Sonra ise sağlı sollu küçük tezgahların olduğu mini bir pazarda bulursunuz kendinizi.Bu tezgahlarda ada halkının el emeği olan ürünler gayet uygun fiyatlara satılmaktadır.Domates reçeli,gelincik reçeli,salamura yaprak,kekik,ada çayı daha neler neler.Adaya özgü aklınıza gelebilecek her şeyi buralardan alabilirsiniz.Alışverişten söz açılmışken genelde instagram kullanıcılarının yakından tanıdığı Nihal Harmanlı yani Nihi’nin ürünlerini Aki’de bulabilirsiniz.Aki mağazanın ismi:)


   
   E burası bir ada değil mi hiç denize girmeden olur mu?Biz  Ayazma plajını tercih ettik,merkezden bu plaja arabayla geldik.Yürüyenler vardı ama ben yürümeyi sevmem:) Bu plajın güzel bir kumu pırıl pırıl bir denizi var ,nefis bir yer.Biz şezlong kiralamıştık dilerseniz kendi havlunuzu serip rahat rahat oturabilirsiniz.İlk gittiğimizde aylardan ağustostu sıcaktı çok sıcaktı ama deniz buz gibiydi.İkinci sefer de mayıs olunca denize girmeyi düşünmedik bile.Sonra bir de günbatımı olayı var.Günbatımı en güzel rüzgar güllerinin oradan izlenirmiş miş miş tabii güneş batmadan orayı bulabilirsen:) Tabela yok bir şey yok saatlerce dön dolaş aynı yer.Bu nedenle Ayazma plajından da çok rahat güneşi batırabilirsiniz gereksiz kaybolmaya gerek yok.Unutmadan güneşe  hoşça kal demeye giderken bir şişe şarap da eşlik etsin size.
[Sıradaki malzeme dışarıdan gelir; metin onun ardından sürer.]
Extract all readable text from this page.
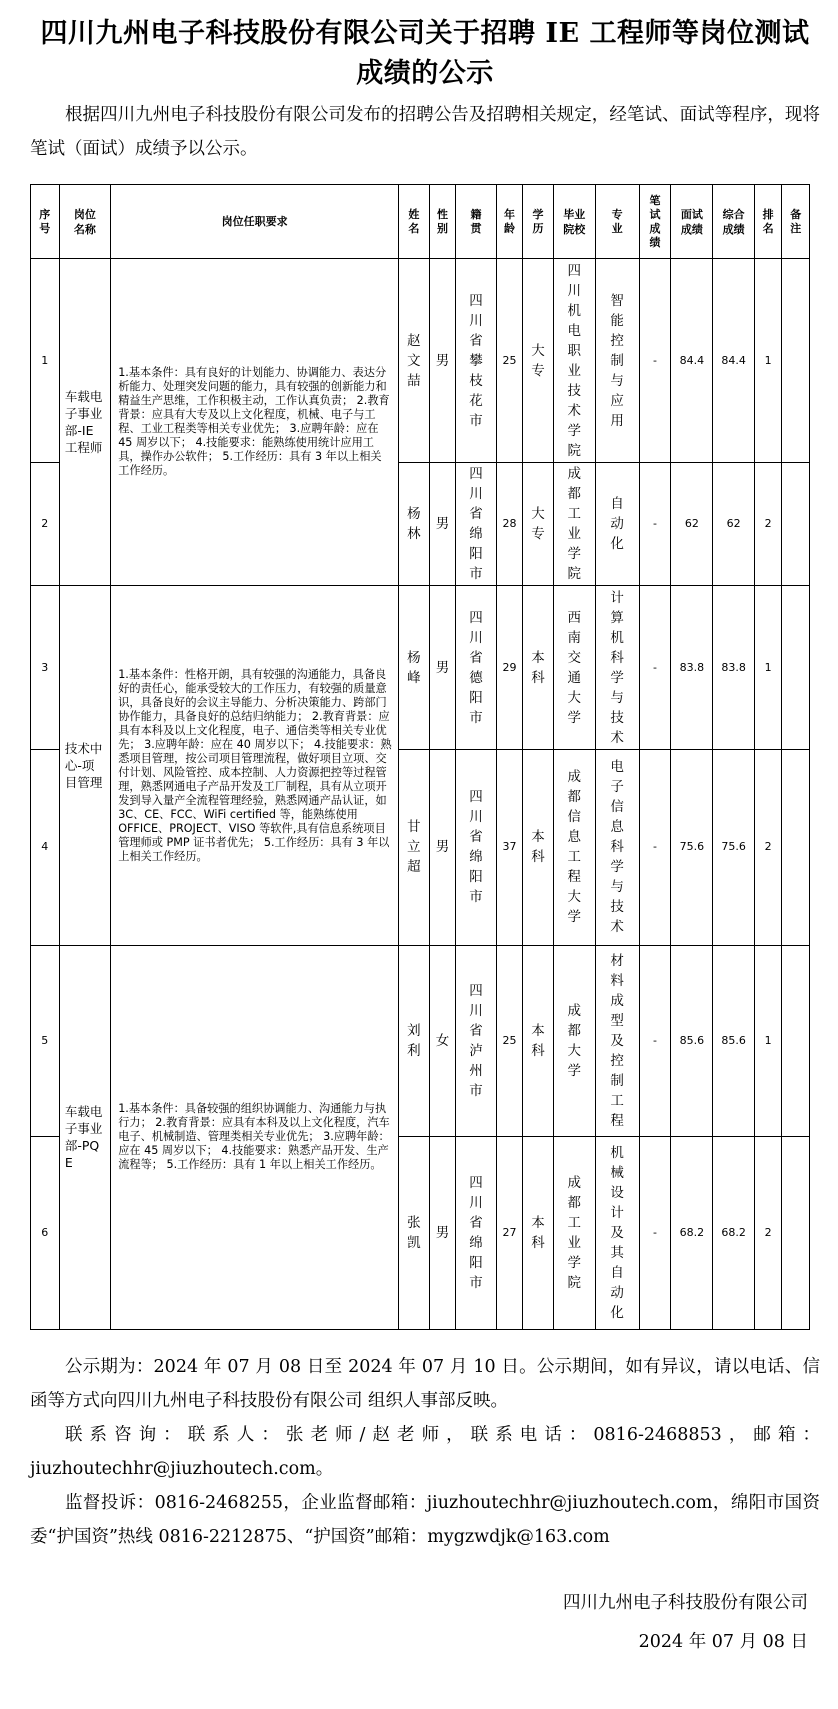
四川九州电子科技股份有限公司关于招聘 IE 工程师等岗位测试成绩的公示

根据四川九州电子科技股份有限公司发布的招聘公告及招聘相关规定，经笔试、面试等程序，现将笔试（面试）成绩予以公示。

序号	岗位名称	岗位任职要求	姓名	性别	籍贯	年龄	学历	毕业院校	专业	笔试成绩	面试成绩	综合成绩	排名	备注
1	车载电子事业部-IE工程师	1.基本条件：具有良好的计划能力、协调能力、表达分析能力、处理突发问题的能力，具有较强的创新能力和精益生产思维，工作积极主动，工作认真负责； 2.教育背景：应具有大专及以上文化程度，机械、电子与工程、工业工程类等相关专业优先； 3.应聘年龄：应在 45 周岁以下； 4.技能要求：能熟练使用统计应用工具，操作办公软件； 5.工作经历：具有 3 年以上相关工作经历。	赵文喆	男	四川省攀枝花市	25	大专	四川机电职业技术学院	智能控制与应用	-	84.4	84.4	1	
2			杨林	男	四川省绵阳市	28	大专	成都工业学院	自动化	-	62	62	2	
3	技术中心-项目管理	1.基本条件：性格开朗，具有较强的沟通能力，具备良好的责任心，能承受较大的工作压力，有较强的质量意识，具备良好的会议主导能力、分析决策能力、跨部门协作能力，具备良好的总结归纳能力； 2.教育背景：应具有本科及以上文化程度，电子、通信类等相关专业优先； 3.应聘年龄：应在 40 周岁以下； 4.技能要求：熟悉项目管理，按公司项目管理流程，做好项目立项、交付计划、风险管控、成本控制、人力资源把控等过程管理，熟悉网通电子产品开发及工厂制程，具有从立项开发到导入量产全流程管理经验，熟悉网通产品认证，如 3C、CE、FCC、WiFi certified 等，能熟练使用 OFFICE、PROJECT、VISO 等软件,具有信息系统项目管理师或 PMP 证书者优先； 5.工作经历：具有 3 年以上相关工作经历。	杨峰	男	四川省德阳市	29	本科	西南交通大学	计算机科学与技术	-	83.8	83.8	1	
4			甘立超	男	四川省绵阳市	37	本科	成都信息工程大学	电子信息科学与技术	-	75.6	75.6	2	
5	车载电子事业部-PQE	1.基本条件：具备较强的组织协调能力、沟通能力与执行力； 2.教育背景：应具有本科及以上文化程度，汽车电子、机械制造、管理类相关专业优先； 3.应聘年龄：应在 45 周岁以下； 4.技能要求：熟悉产品开发、生产流程等； 5.工作经历：具有 1 年以上相关工作经历。	刘利	女	四川省泸州市	25	本科	成都大学	材料成型及控制工程	-	85.6	85.6	1	
6			张凯	男	四川省绵阳市	27	本科	成都工业学院	机械设计及其自动化	-	68.2	68.2	2	

公示期为：2024 年 07 月 08 日至 2024 年 07 月 10 日。公示期间，如有异议，请以电话、信函等方式向四川九州电子科技股份有限公司 组织人事部反映。

联系咨询：联系人：张老师/赵老师，联系电话：0816-2468853，邮箱：jiuzhoutechhr@jiuzhoutech.com。

监督投诉：0816-2468255，企业监督邮箱：jiuzhoutechhr@jiuzhoutech.com，绵阳市国资委“护国资”热线 0816-2212875、“护国资”邮箱：mygzwdjk@163.com

四川九州电子科技股份有限公司

2024 年 07 月 08 日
   Peki neler alınır Bozcaada’dan?: Domates reçeli –Gelincik reçeli-ada kurabiyesi-şarap(Çamlıbağ ve Ataol tercihimizdi)-salamura yaprak-bin bir çeşit ot.
  Şimdi de cüzdanımızı ilgilendiren kısma gelelim.2016 mayıs ayı için kendi aracımızla gidiş dönüş feribot ücreti 70 liraydı.Oteller her keseye hitap ediyor rahatlıkla uygun ücretlere konaklayabilirsiniz.Özellikle akşam yemeği için tercih edilebilecek mekanlarda kapı önündeki menülerden bir fiyat incelemesi şart:) İlla ki bu mekanlarda yemek  şart değil git Çınaraltı cafeye bir gözleme bir çay bu da tamamen tercih meselesi.Yani normal bir bütçeyle güzel bir iki gün geçirilir.
   Biz Bozcaada’yı çok sevdik. Sakin zamanına denk gelmemizin etkisi yadsınamaz bunda.Fırsatınız varsa bu tatili hafta içi bir güne ayarlamaya çalışın.Hafta sonunda ve özellikle bayram tatillerinde çok çok kalabalık oluyormuş bir de eylülde yapılan bağbozumu festivallerinde.Amacımız huzursa,keyifse yani gerçek bir tatilse başlangıcı saatlerce feribot sırası beklemek olmamalı diye düşünüyoruz.
 Kesinlikle görülmesi gereken , en güzel anılarımızın içine eklememiz gereken bir yer Bozcaada.Biz gittik mutlu olduk,sıra sizde:)

                                                  Rotamız Mutluluk!